The traditional diagnostic giants start assessing the patient the moment he walks through the door, much before he starts speaking. Now the new generation of doctors considers that so-called science overrides all else and unthinkingly follows a set of guidelines and algorithms and flow charts which are evidence-based (the current buzzword), forgetting that all these were constructed from data obtained from averaging large populations of patients and not always relevant to the poor, frightened individual sitting opposite.

Also a doctor might be influenced by factors which should really be extraneous to his relationship with a patient. He may be depressed, pressured by diagnostic laboratories and pharmaceutical companies or even dispensing chemists to order unnecessary tests and treatment or even have a negative attitude to a patient who is fat, talkative, aggressive or even sadly, unlikely to be able to afford his fees, though compassion is a doctor’s most important virtue (the secret of the care of a patient is caring for the patient).

Should we really be so upset if we miss complex diagnoses because if you hear hoof beats, think horses not zebras. Common things commonly occur, and in Nepal, this seems to be even more true than in any other part of the world.

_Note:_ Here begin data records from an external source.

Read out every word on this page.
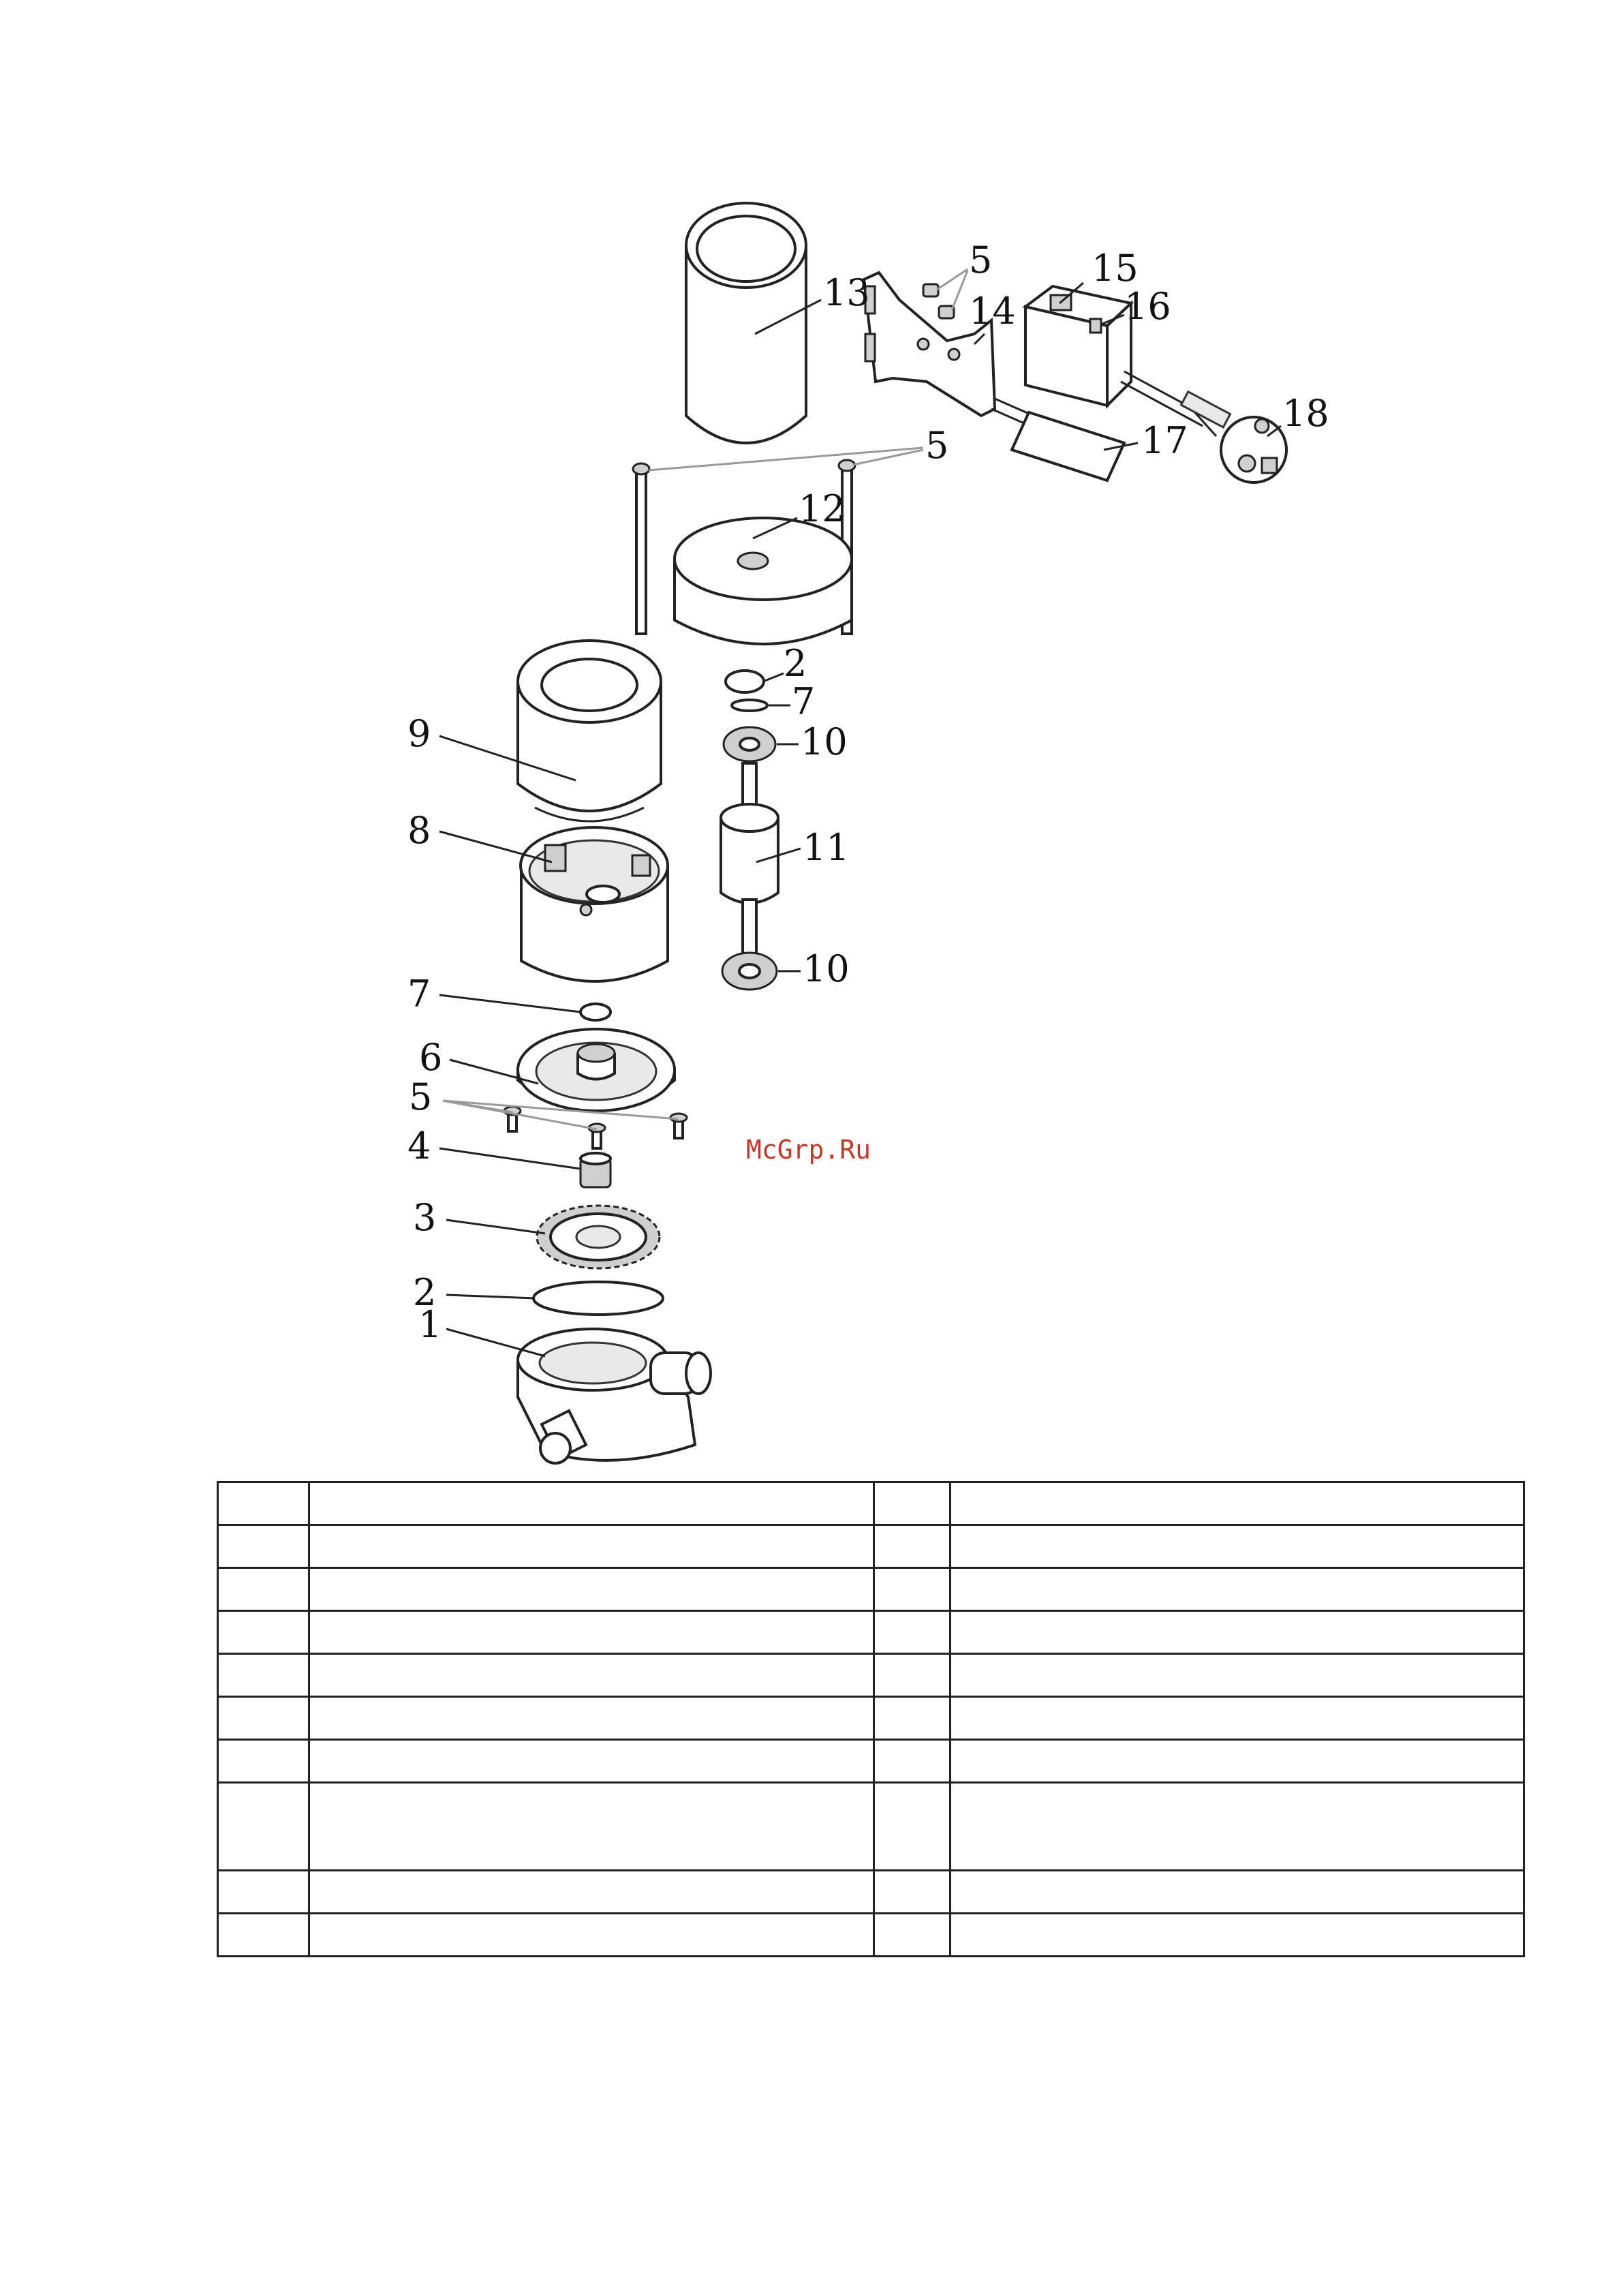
13
5
14
15
16
18
17
5
12
2
7
10
9
11
8
10
7
6
5
4
3
2
1
McGrp.Ru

There are completely different thinking problems that doctors in Nepal are faced with every day, other than making fancy diagnoses. Should we order expensive MRIs and CTs to be super accurate or should we advise treatment on the basis of strong probabilities knowing that we might be wrong in some cases?

Should we offer the same treatment to the rich and poor? Most of the doctors modify the patient management depending on whether he is rich, lives in a city and is able to access costly healthcare, or whether he comes from a small village in east or west of Nepal when he probably recommends a one-time procedure like an operation rather than prolonged treatment with expensive medicines.